It is clear based on the utterance or “how dare that woman call this house” that Roz had encountered a female with whom Louis is more than a physician to. It is also clear that Roz though she has shown little evidence of it previously, does have some concerns regarding Louis’s inferred infidelities. Ironically, instead of Roz coming out and immediately confronting Louis, she joins her energy with that of her mother and sister-in-law and they hold court regarding the fact that an unidentified female has called the Batiste home and caused some implication that Louis has in fact been unfaithful.

Based on Roz’s crying and the hysterical yelling she engages in, it is clear that she has some profound concerns regarding what is going on with husband. Only late into the film does Roz begin to show signs of unspoken concern regarding Louis’s long hours and seeming dedication to the heath of his patients. However, during the scene at the Sunday dinner table Roz does appear to question Louis’s urgency to see patient’s of all times on a Sunday.

When presented with Roz’s questioning as if to mean, are you really checking on patients on Sunday? , Louis retorts to her, “Well when you find a way to put sickness on an eight (8) hour five (5) day a week schedule you let me know. ” To which Roz retorts, “Well what’s wrong with um they can’t wait a day? ” This is the first direct resistance that Lemmons presents her audience with from Roz to Louis’s indifference towards her. Roz asserting herself as a concerned spouse seems to say Sunday is your day with your family, not your patients.

With this Lemmons has presented Louis’s relationship with his patient’s as usurping the authority of his duty, obligation and importance of his family. Though she speaks to the obvious power and significance that Louis appears to have given his supposed work, and his patients, Lemmons seems to do so for the impact Louis’s absence has not simply on his wife but also his relationship with the children born to his marriage. Here, Roz addresses the effects of Louis’s being married seemingly to his work and patients and not his life with his wife, but also his non-commitment to his children.

In yet another, scene Louis returning home is greeted just past the door by Cisely, who quickly tells her father that her mother, her aunt, and her grandmother, appear annoyed with him. They are seated in the parlor together as if three queens, holding court. Louis clearly having little fear of any consequences from the women’s anger, pokes his head in to see them and just as quickly as he does so he utters in reply to Cisely’s “who them, they’re always mad”. This exchange says a lot about how these women responded to Louis and how Louis did to them.

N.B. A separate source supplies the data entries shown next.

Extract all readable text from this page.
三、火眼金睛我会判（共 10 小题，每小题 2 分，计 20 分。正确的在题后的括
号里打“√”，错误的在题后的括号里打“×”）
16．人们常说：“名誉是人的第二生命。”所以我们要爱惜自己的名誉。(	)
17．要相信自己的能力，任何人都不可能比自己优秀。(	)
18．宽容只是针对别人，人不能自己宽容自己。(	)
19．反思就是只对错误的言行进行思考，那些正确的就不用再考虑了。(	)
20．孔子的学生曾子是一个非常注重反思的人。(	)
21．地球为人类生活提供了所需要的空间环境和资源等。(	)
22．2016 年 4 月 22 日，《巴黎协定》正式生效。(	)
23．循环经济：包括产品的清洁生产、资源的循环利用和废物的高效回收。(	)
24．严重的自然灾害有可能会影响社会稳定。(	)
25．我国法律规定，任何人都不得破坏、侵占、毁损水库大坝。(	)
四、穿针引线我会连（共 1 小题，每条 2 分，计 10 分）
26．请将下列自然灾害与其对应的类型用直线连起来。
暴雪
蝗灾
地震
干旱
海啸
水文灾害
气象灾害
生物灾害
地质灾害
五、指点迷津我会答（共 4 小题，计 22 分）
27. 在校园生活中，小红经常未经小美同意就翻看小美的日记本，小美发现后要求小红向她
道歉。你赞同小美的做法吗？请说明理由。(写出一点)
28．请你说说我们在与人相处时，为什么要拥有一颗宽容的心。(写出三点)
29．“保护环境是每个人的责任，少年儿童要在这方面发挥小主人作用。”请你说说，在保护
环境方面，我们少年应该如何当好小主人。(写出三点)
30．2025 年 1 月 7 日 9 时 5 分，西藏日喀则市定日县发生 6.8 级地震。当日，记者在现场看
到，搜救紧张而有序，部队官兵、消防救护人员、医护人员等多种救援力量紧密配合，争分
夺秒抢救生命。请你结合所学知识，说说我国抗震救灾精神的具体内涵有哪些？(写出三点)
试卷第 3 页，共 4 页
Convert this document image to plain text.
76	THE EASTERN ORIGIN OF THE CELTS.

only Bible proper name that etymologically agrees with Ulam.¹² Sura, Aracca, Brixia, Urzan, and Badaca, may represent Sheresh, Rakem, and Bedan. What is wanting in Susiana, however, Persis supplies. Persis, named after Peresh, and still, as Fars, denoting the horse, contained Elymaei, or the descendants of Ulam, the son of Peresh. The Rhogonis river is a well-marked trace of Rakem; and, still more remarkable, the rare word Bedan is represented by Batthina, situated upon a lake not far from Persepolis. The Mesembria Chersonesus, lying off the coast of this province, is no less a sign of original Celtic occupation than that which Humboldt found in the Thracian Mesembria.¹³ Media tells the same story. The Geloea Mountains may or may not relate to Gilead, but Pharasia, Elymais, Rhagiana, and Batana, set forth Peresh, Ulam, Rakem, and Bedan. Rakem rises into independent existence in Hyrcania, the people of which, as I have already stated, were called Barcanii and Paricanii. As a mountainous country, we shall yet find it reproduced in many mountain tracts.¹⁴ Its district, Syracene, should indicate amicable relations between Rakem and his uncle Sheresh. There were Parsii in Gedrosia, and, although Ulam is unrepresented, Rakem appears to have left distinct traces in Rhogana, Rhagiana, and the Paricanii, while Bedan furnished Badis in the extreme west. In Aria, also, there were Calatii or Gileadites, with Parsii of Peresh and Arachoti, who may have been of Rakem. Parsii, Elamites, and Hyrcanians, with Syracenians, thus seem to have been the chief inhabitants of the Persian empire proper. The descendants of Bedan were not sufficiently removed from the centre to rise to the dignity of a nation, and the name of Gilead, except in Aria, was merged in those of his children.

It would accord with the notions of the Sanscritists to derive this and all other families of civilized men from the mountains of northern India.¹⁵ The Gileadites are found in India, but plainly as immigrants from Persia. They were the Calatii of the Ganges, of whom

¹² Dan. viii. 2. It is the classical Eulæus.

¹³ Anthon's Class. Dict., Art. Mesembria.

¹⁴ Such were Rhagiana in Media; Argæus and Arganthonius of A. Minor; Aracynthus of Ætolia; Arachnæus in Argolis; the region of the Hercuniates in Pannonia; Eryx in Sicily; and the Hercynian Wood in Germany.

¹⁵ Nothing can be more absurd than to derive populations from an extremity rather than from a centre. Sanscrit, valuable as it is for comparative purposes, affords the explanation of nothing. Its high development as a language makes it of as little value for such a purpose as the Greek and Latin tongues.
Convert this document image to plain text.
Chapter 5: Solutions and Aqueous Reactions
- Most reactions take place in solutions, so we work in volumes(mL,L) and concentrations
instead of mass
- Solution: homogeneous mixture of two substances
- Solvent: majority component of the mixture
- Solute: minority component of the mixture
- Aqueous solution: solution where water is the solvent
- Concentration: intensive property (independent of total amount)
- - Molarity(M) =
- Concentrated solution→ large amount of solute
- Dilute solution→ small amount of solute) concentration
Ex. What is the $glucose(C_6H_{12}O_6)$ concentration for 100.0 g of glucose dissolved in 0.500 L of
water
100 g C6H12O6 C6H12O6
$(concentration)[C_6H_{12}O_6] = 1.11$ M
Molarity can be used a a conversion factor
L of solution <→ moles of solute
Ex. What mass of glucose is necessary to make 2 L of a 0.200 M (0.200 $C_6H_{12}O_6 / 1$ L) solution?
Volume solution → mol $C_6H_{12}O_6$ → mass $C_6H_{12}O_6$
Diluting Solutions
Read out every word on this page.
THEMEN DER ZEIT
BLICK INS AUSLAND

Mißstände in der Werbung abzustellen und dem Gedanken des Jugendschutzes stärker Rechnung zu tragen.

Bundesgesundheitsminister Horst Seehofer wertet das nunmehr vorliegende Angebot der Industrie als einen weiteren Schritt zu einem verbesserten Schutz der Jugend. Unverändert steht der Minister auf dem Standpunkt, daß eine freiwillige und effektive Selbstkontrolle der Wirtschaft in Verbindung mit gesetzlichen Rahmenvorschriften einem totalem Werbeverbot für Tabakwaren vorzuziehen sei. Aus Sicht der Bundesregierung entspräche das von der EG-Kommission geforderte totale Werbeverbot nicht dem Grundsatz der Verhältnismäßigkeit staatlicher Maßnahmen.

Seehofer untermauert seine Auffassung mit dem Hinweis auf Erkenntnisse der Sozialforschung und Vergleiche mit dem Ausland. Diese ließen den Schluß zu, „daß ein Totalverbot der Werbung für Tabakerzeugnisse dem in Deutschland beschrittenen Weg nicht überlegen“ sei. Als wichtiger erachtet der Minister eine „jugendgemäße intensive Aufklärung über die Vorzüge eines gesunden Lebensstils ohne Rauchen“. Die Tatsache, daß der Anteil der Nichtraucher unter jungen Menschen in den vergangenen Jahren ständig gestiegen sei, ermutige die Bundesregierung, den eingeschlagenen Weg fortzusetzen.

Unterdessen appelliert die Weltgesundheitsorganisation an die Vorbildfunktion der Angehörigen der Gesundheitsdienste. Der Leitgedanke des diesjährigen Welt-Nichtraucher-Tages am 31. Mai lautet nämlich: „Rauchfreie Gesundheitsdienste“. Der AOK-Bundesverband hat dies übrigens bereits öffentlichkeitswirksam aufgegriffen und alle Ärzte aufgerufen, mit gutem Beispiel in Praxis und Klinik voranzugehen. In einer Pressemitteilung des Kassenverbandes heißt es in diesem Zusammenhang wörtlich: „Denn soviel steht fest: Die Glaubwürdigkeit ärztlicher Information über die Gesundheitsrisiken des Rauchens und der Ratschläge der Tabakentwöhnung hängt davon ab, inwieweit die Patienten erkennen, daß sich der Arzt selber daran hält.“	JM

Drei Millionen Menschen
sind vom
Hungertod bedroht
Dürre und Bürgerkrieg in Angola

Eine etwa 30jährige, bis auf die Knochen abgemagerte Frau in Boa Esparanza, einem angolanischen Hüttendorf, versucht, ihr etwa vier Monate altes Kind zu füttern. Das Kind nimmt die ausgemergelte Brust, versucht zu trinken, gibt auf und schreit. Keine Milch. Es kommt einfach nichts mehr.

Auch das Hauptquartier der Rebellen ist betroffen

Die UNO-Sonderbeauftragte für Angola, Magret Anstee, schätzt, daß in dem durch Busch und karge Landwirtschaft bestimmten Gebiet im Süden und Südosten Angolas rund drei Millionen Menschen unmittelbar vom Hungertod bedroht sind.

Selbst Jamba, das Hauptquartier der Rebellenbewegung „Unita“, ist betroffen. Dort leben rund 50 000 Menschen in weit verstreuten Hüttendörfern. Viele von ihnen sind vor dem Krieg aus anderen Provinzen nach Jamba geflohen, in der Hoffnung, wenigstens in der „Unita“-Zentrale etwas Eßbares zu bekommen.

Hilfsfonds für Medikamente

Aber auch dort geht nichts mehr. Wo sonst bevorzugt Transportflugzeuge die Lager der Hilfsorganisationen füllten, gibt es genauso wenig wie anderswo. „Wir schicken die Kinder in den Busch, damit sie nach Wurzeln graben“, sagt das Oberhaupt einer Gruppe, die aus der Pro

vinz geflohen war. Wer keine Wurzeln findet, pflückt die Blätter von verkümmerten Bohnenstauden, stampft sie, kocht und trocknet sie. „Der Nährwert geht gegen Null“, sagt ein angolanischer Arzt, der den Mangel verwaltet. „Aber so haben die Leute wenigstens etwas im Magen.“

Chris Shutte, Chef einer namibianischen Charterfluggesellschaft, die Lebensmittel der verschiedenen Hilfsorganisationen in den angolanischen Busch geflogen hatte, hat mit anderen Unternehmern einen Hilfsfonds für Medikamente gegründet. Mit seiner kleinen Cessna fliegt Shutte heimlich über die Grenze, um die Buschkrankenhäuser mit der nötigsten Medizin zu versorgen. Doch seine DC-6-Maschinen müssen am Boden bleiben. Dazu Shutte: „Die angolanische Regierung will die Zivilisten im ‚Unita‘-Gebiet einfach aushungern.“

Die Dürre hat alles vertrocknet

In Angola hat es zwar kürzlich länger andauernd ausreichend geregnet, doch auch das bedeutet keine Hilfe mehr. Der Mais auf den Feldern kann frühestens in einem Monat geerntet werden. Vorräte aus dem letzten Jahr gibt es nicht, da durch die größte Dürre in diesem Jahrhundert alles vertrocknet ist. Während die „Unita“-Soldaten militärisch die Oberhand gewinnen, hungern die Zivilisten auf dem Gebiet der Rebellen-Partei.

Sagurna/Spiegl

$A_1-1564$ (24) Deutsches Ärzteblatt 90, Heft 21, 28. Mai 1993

Clearly Louis, saw himself in a position of powerfulness and not powerlessness. Because of the very comfortable life he provided for his family Louis clearly thought himself veritably unstoppable, and invincible in the situation. Glaring an almost patronizing smile at them he appears to just as quickly and he came, leave continuing his house calls. With this scene Lemmons seems to make a statement regarding gender roles and social practices that guide the gender power and differences between men and women possibly at the time this film is set in, which is the early 60’s.

Yet another aspect of her working with appearances and reality. Here too she juxtaposes appearances against the real reality which was that the 60’s were a very racially charged time and African American’s even of Creole ancestry would not in large numbers have been likely to be living as they are depicted in this film at this time. Introducing the magic of voodoo and the history it holds worldwide as a cornerstone of the Louisiana Bayou Lemmons makes by way of the actions of her characters strong use of some very taboo social mores to address the dysfunctions of the Batiste family.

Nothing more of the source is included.